Welcome to European Tribune. It's gone a bit quiet around here these days, but it's still going.
Jake, I think we basically disagree on the virtues of inflation and devaluation. After a one-off event like war and the like, there is a case for erasing debt by inflation or whatever means you want because it is non-recurrent (unless you keep on going to war of course). But structural debt, which is recurrent as is the case in the EZone periphery, cannot be dealt with in that way. Investors (savers or whoever) will invariably factor in a country's propensity to erase debts by inflation/devaluation and make you pay through the nose. That's the beauty of credit rating. Different from politicians, the markets don't lie.
High inflation invariably has a negative impact on society. And to think that you can control inflation at 8 to 10% is absurd. High inflation invariably tends to spiral out of control and it can only be brought down again by very painful measures. High inflation also encourages high-risk investments, i.e. speculation, and discourages stable long term low interest investments need by the manufacturing industries.
Anyways, leaving aside the thin air of economic theory, the reality of the economic situation is that pumping more money into the periphery would reproduce the causes that led to the crisis in the first place and produce another consumer bubble without building domestic manufacturing industry. There would be no sustainable growth. The money would produce another even bigger bubble which would definitely put an end to the EZone. But if I understand you correctly that is exactly what you want. I'm sorry, but I cannot follow you in any such cynical enterprise as it would cause infinite suffering even in your country.

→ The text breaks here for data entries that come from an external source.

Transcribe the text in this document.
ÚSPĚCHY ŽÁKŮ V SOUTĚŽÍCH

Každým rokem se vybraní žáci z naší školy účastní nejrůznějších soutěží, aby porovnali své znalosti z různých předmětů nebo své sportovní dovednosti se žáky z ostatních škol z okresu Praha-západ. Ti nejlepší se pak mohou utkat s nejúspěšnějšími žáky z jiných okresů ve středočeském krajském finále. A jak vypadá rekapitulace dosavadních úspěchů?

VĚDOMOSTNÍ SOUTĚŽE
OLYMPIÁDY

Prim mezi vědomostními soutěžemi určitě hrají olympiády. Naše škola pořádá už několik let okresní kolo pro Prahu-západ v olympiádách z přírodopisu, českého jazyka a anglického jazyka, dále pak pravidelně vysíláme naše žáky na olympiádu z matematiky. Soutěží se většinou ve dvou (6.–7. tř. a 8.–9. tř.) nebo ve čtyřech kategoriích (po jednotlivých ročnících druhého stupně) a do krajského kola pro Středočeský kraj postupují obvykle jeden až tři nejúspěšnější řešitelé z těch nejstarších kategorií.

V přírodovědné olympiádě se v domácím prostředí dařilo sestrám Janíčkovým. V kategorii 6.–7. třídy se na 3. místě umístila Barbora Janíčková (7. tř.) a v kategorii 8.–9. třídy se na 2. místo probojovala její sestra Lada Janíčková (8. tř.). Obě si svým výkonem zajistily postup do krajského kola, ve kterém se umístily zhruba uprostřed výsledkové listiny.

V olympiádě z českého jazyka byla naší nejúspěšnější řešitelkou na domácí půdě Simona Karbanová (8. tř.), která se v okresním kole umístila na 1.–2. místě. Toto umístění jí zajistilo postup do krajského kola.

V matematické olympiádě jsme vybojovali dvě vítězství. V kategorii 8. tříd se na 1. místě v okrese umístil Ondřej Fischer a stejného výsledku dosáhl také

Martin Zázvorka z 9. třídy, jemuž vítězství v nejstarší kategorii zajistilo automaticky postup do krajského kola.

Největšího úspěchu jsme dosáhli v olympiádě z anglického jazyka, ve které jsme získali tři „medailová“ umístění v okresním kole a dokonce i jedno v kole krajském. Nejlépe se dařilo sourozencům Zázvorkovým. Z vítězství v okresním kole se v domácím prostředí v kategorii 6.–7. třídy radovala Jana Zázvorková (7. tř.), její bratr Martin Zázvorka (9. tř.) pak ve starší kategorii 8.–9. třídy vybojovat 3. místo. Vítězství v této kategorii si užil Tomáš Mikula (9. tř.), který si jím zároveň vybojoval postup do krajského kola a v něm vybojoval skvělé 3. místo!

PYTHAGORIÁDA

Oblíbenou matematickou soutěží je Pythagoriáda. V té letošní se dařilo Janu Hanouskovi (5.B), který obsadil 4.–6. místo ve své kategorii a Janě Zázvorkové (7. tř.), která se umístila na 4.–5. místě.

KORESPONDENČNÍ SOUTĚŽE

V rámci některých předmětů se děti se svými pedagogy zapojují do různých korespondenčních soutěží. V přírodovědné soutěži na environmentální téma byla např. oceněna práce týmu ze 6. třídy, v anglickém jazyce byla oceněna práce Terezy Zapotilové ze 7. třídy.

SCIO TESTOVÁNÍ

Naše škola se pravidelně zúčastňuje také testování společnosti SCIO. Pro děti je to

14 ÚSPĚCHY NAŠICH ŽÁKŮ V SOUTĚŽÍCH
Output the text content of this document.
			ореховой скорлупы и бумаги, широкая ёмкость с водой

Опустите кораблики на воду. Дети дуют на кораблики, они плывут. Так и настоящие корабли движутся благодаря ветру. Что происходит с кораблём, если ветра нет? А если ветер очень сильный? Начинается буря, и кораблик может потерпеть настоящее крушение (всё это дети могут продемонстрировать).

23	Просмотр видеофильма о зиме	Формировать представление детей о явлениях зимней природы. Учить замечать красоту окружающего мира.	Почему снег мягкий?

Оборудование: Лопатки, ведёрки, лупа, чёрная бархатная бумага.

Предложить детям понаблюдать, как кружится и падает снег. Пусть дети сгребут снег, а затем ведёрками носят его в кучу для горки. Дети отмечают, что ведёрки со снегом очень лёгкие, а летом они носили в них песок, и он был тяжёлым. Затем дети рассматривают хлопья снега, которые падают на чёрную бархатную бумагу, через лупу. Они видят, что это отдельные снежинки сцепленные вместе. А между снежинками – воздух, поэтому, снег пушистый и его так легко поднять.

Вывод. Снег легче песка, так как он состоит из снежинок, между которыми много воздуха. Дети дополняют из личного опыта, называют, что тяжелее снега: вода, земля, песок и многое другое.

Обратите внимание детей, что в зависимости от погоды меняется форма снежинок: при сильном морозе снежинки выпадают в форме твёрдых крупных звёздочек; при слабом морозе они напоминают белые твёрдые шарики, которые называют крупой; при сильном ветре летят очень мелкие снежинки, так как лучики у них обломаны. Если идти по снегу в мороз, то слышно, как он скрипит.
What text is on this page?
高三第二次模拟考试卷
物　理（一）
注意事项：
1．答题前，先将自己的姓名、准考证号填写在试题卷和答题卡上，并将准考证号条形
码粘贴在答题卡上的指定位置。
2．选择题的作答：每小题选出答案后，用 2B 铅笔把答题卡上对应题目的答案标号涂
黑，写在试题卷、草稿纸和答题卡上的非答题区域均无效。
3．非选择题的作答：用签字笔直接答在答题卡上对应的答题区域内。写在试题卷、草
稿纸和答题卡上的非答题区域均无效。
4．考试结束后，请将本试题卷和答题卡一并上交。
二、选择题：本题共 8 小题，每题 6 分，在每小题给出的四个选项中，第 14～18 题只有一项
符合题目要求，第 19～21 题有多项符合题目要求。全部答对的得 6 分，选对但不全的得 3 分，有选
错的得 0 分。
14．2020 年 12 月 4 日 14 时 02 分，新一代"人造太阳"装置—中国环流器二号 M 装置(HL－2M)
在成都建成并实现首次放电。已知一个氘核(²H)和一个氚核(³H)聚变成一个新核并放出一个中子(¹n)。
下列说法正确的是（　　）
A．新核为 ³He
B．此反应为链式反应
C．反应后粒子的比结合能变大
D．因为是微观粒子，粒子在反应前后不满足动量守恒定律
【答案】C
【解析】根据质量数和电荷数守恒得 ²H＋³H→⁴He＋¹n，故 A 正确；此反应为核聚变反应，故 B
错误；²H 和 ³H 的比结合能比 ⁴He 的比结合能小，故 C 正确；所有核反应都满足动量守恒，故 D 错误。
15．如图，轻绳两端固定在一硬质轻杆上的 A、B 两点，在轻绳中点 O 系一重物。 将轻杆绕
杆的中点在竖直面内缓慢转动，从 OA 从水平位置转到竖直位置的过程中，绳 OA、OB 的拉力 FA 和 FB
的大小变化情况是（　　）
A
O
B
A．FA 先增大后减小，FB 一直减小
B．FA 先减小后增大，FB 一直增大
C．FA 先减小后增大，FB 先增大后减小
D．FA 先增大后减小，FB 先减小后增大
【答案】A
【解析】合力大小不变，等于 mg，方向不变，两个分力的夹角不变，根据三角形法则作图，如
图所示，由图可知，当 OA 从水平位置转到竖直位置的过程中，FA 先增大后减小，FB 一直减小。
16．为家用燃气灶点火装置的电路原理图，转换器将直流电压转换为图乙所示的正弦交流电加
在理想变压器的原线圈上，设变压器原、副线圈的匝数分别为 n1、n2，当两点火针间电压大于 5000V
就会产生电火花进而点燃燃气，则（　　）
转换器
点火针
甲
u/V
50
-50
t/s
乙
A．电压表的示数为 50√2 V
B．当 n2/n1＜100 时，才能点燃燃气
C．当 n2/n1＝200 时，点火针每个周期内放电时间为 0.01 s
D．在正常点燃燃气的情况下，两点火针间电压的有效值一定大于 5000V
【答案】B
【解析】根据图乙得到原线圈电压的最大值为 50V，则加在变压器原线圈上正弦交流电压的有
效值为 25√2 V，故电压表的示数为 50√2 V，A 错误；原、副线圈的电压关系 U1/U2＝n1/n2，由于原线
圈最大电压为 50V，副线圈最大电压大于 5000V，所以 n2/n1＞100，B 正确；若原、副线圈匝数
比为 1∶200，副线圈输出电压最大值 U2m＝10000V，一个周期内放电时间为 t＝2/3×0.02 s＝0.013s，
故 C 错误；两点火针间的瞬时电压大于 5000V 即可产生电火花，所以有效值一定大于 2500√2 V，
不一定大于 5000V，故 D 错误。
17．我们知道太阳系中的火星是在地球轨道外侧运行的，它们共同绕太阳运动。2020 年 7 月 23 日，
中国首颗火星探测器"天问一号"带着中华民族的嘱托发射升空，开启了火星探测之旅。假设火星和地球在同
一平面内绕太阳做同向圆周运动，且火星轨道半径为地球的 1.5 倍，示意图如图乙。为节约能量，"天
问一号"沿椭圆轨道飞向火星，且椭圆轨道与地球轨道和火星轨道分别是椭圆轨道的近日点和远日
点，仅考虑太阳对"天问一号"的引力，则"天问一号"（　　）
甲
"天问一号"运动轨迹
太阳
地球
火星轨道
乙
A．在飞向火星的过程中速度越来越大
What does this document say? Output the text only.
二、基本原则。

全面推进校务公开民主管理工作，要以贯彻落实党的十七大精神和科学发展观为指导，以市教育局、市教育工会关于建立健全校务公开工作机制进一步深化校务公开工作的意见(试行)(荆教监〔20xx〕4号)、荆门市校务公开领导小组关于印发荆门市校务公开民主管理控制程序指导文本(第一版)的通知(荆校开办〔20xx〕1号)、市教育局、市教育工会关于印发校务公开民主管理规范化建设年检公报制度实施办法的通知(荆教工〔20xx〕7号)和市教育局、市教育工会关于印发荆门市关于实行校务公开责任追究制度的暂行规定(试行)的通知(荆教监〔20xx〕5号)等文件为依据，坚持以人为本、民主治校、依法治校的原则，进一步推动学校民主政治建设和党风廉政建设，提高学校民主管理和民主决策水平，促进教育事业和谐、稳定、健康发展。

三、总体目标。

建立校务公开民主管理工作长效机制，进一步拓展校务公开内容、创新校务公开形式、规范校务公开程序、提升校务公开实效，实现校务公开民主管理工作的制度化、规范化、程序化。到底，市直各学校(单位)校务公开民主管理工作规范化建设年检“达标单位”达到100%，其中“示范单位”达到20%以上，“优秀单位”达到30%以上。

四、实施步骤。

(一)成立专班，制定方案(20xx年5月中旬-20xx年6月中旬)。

Also you are wrong on most other accounts. If I get some time in the next few days I will try to reply in greater detail. Just to resume: Germany has proven to be a very "trustworthy trading partner" for more than halve a century. That is why Germany is successful. In business, trust is everything, in politics it is optional. German labor cost is very high. Not just wages but also charges including insurance, solidarity costs, income taxes, corporate taxes, etc. And different from the UK, Germany does not practice "tax dumping" by offering the lowest corporate tax in any of the major industrial countries. Nor does Germany practice "currency dumping" as the UK has always done. If I have the choice of working for a manufacturer in Germany or in the UK, I will choose Germany any time. I spent 4 years working in the UK and I don't regret it as an experience, but I wouldn't want it for the rest of my working life. Productivity and innovation is also high. Germany files about 3 times more patents than the UK. If you include utility models, it is probably more like 4 times. And the depressing thing, new patent applications in the UK have been in decline for almost a decade. The reason is of course the loss of manufacturing.